Sosok Teguh barangkali tidaklah banyak. Kalau mau mengamati dengan jeli, kebanyakan para jebolan magang yang kembali ke tanah air. Walaupun secara materi, uang yang dibawa cukup lumayan, banyak yang terpuruk menjadi “miskin” kembali. Barangkali ini cerita lama. Bahkan saya pernah berbincang dengan ketua IKAT-Jepang (Ikatan Alumni Trainee Jepang), Saudara Ribut pernah bertutur hanya sekitar 10-15% saja dari alumni magang Jepang yang jumlahnya kurang lebih 45.000 orang, yang berhasil dan mampu menjadi “sachou” (社長- direktur) seperti Teguh tadi.

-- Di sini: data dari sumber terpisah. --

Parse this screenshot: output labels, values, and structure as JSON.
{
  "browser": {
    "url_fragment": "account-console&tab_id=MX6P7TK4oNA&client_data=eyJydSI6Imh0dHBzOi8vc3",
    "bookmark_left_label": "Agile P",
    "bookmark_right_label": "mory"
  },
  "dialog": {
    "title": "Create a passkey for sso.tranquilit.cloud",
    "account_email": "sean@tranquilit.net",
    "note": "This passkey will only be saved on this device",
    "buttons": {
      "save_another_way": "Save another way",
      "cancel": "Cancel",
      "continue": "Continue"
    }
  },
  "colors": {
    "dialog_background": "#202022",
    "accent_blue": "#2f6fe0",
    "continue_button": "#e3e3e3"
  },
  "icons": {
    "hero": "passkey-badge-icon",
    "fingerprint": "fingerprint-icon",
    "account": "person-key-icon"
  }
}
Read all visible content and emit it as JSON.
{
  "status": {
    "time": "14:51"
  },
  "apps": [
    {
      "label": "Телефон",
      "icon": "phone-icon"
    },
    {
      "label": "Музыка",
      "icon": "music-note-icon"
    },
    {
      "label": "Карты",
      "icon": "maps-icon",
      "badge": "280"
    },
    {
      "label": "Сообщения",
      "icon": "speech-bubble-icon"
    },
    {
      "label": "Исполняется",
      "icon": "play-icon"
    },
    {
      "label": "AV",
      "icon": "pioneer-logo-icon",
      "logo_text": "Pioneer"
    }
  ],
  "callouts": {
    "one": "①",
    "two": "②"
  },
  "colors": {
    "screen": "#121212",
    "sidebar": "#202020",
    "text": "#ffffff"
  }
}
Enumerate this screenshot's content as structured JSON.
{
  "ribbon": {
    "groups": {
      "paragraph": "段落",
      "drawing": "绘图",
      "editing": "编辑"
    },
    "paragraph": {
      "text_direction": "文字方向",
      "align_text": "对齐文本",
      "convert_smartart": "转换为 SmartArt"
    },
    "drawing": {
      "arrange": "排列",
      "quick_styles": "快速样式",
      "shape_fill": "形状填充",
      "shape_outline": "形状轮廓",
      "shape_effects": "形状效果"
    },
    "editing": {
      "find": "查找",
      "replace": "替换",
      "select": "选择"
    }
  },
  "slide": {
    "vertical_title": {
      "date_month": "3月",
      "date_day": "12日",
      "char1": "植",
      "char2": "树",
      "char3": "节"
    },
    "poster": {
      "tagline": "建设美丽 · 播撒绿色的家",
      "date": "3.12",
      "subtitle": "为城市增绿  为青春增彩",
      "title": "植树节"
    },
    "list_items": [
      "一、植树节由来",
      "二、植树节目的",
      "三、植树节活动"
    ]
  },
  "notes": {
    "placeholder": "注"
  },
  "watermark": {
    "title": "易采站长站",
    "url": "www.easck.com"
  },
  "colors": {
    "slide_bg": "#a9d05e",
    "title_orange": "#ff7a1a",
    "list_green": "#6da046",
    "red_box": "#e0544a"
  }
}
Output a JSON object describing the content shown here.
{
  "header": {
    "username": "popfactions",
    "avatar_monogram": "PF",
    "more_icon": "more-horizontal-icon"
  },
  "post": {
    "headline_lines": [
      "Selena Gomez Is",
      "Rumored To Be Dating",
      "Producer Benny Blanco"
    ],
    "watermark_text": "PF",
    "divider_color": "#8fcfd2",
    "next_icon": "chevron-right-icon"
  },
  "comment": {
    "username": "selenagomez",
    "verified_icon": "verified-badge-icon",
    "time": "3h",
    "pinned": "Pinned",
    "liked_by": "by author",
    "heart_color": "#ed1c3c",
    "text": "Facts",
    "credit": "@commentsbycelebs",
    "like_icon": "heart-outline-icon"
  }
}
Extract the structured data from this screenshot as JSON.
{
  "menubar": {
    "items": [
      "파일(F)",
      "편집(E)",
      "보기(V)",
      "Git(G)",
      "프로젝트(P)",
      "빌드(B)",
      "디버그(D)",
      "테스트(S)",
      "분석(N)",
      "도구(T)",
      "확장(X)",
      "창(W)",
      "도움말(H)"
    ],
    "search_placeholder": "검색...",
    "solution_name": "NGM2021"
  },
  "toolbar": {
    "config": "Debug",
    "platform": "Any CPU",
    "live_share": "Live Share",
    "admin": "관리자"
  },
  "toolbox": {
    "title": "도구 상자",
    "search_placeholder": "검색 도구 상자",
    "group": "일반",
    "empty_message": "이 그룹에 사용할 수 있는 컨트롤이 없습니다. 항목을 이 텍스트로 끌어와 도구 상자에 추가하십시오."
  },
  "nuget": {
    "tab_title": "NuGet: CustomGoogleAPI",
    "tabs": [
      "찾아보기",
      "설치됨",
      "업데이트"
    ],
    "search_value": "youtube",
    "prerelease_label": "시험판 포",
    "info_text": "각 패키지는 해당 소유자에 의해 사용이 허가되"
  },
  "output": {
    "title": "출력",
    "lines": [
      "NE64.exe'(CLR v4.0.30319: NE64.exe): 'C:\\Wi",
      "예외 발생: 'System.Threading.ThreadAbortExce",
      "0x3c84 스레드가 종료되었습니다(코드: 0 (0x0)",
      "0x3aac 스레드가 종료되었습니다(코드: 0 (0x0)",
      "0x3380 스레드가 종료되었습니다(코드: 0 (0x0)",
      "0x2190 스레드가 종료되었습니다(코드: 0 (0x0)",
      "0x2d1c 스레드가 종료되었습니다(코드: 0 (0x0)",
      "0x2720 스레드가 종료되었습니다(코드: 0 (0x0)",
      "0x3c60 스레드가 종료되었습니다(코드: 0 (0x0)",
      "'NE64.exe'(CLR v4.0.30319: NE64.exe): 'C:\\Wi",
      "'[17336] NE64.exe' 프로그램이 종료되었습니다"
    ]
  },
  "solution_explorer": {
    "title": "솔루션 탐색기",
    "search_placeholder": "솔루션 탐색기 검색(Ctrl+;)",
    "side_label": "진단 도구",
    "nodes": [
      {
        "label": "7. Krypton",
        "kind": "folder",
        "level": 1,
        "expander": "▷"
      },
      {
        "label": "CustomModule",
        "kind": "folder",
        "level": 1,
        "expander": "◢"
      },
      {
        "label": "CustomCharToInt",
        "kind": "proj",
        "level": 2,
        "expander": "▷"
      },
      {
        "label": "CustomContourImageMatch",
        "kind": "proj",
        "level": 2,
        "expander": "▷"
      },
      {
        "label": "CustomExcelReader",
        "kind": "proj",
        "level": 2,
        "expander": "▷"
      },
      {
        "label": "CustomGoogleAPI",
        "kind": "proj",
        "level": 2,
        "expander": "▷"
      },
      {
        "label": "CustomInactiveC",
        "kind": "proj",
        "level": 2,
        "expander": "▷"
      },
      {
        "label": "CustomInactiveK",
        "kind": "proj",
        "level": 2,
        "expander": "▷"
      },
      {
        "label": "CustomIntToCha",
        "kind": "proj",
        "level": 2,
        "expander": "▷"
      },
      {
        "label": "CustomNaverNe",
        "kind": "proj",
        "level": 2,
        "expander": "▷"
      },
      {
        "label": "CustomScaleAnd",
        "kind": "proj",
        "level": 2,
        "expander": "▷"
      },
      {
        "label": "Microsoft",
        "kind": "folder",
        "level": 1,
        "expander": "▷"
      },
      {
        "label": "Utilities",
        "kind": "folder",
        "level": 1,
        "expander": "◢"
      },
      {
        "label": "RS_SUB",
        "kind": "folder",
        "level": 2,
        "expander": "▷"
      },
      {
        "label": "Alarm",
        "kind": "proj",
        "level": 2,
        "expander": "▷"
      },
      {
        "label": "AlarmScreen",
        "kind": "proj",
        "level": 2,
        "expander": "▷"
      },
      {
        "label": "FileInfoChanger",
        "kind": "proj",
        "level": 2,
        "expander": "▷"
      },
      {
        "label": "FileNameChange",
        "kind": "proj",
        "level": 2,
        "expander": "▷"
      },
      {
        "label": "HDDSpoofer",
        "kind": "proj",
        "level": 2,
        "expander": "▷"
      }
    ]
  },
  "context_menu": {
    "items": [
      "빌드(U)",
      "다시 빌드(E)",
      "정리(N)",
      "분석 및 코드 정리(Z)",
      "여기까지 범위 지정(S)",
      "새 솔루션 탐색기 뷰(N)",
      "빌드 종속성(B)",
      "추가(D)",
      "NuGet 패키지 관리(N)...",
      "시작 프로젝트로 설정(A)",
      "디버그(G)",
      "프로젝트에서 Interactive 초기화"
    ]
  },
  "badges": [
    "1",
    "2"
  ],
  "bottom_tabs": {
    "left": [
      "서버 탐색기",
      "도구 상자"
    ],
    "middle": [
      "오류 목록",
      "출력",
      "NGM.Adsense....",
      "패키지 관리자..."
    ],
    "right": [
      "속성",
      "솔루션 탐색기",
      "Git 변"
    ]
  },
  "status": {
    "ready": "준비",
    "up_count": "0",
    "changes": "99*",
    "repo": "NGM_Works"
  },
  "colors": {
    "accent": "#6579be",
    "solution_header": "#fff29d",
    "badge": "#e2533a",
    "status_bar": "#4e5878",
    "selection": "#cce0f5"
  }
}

Padahal kalau potensi alumni Jepang yang pulang ke tanah air ini digarap dengan lebih serius bukan tidak mungkin akan menjadi basis pembangunan usaha kecil dan menengah (SME’s) Indonesia yang tangguh dan kuat. Karena sebagian besar parakenshusei tersebut, di Jepang tempat magang mereka juga bukan perusahaan-perusahaan besar, tetapi juga perusahaan-perusahaan kecil dan menengah Jepang. Dengan bekal magang yang ber-atmosfer relatif mirip dan skill yang memadai dari pengalaman tersebut, apalagi dari segi finansial uang yang dibawa pulang juga cukup lumayan. Kalau dikelola dengan baik, bukan hal yang mustahil akan bermunculan sentra-sentra industri kecil yang kuat yang akan membuka banyak lapangan usaha.
Insya Allah, saya pribadi akan berusaha membantu dengan sedikit apa yang saya punyai untuk rekan-rekan Kenshusei ini. Meminjam kata-kata seorang kawan ketika rapat pelatihan untuk para kenshusei. “Kenshusei Gituuu Lhooo….pasti Bisa !!!!”